Never shying away from the difficult questions, Michael Haneke stays true to his adherence to questioning reality. What is reality and what shapes it? This question seems to have a hold on Haneke's mind and has presented itself in each of his works through a visible screen present in nearly all of his films. This screen presents the reality to the audience that the constant consumption of media is altering our perception of reality. Simply by continually allowing these images into our lives, a part of our reality is changing, based on the perspective of what is being shown. After this massive intrusion into our consciousness, we are left with a manufactured reality, a notion that Haneke has honed in on and brought attention to throughout his films. In addition to screens being a constant presence in our lives, Haneke calls attention to the fact that they are often showing violent imagery, leaving us desensitized to the pain of those with whom we share the planet. In Funny Games, Haneke is most overt with his focus on fabricated reality. Throughout the film, Paul, the mastermind of the intrusion breaks the fourth wall communicating directly with the audience. He asks us pointed questions about what we hope to see out of the film and what would satisfy our expectations. Haneke does this in such a way that subverts our every expectation without presenting it as a needlessly jarring ploy. The deck is stacked in favor of the two teenaged intruders, and that is made no clearer than when Anna can gain the upper hand only to have Paul rewind the film and avoid that outcome. Haneke is a master at penetrating his audience and calling to attention that which has been mindlessly accepted. Peter and Paul discuss reality near the end of the film with a bound Anna sitting between them, and their discussion is precisely that which has defined Haneke's career.

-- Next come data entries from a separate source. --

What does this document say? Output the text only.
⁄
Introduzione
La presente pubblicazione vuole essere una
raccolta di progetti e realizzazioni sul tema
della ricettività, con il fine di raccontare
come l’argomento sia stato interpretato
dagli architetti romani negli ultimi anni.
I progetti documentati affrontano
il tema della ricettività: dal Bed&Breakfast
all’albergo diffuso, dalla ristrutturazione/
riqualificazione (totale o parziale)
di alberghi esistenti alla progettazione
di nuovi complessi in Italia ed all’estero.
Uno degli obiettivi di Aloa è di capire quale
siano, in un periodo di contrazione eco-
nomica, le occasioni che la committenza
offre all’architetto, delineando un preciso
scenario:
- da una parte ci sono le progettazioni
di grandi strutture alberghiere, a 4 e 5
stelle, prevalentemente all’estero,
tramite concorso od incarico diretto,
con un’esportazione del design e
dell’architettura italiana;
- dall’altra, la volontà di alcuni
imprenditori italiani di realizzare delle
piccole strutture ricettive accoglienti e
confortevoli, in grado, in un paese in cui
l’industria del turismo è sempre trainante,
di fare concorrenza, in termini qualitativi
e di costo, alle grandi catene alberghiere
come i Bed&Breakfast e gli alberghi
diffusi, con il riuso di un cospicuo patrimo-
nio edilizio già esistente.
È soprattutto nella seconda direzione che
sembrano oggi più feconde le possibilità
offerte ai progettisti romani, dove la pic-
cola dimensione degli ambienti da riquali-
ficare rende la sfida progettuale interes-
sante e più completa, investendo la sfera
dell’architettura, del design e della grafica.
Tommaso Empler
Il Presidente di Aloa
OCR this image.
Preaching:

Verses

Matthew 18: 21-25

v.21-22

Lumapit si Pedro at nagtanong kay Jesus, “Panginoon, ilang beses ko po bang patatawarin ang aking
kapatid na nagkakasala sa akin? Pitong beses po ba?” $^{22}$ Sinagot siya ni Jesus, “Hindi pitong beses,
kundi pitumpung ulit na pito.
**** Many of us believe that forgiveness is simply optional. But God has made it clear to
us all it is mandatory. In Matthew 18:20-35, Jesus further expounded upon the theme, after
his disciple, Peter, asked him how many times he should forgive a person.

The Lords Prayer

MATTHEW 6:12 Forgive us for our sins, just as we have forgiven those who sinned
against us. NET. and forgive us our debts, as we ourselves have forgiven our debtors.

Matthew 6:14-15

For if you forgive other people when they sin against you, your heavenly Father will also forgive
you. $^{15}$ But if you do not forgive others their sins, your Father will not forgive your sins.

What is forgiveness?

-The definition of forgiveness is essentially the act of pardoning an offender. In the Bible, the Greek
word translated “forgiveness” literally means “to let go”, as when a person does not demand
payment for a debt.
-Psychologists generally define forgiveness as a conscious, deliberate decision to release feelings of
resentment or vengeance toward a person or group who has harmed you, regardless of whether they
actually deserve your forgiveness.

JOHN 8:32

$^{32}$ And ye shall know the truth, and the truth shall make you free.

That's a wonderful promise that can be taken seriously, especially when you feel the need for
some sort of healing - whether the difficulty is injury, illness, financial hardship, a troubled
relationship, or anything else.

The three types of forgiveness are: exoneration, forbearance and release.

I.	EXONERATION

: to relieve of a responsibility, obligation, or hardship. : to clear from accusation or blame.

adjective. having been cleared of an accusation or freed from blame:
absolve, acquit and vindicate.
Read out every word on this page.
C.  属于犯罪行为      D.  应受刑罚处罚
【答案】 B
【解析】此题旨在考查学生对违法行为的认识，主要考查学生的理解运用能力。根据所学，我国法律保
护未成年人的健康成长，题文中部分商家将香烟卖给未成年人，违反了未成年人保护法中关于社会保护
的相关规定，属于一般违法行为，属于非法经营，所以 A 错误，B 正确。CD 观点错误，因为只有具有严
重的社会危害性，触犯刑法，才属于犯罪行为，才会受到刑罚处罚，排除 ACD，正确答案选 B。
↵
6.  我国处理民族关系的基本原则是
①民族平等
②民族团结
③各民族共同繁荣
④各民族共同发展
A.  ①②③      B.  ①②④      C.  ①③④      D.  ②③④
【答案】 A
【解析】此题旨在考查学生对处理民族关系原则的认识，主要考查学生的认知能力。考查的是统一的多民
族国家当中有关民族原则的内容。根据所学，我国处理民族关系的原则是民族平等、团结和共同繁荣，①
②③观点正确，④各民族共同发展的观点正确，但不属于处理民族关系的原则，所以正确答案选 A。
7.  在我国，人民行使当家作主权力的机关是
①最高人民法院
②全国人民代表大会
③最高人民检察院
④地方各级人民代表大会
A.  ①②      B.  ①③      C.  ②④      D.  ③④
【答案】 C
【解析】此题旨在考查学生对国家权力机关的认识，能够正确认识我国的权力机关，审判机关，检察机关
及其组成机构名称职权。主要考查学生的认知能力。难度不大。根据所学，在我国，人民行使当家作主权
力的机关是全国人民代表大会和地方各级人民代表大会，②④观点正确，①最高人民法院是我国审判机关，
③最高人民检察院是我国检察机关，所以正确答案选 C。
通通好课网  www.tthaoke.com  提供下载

Breaking the fourth wall in Funny Games
Breaking the fourth wall in Funny Games


His apt exploration of reality and self in each of his films is why Haneke has established himself among the most significant working filmmakers and an endless source of inspiration for the days in which cinema seems like a cookie cutter industry. Examining the most profound psychological and philosophical questions and committing them to cinema has cemented Michael Haneke among my favorites. Always searching, Haneke is not satisfied by adhering to expectations or leaving the status quo unquestioned. Haneke broke the mold of cinema time and time again throughout his career resulting in some of the most fulfilling watches of modern cinema.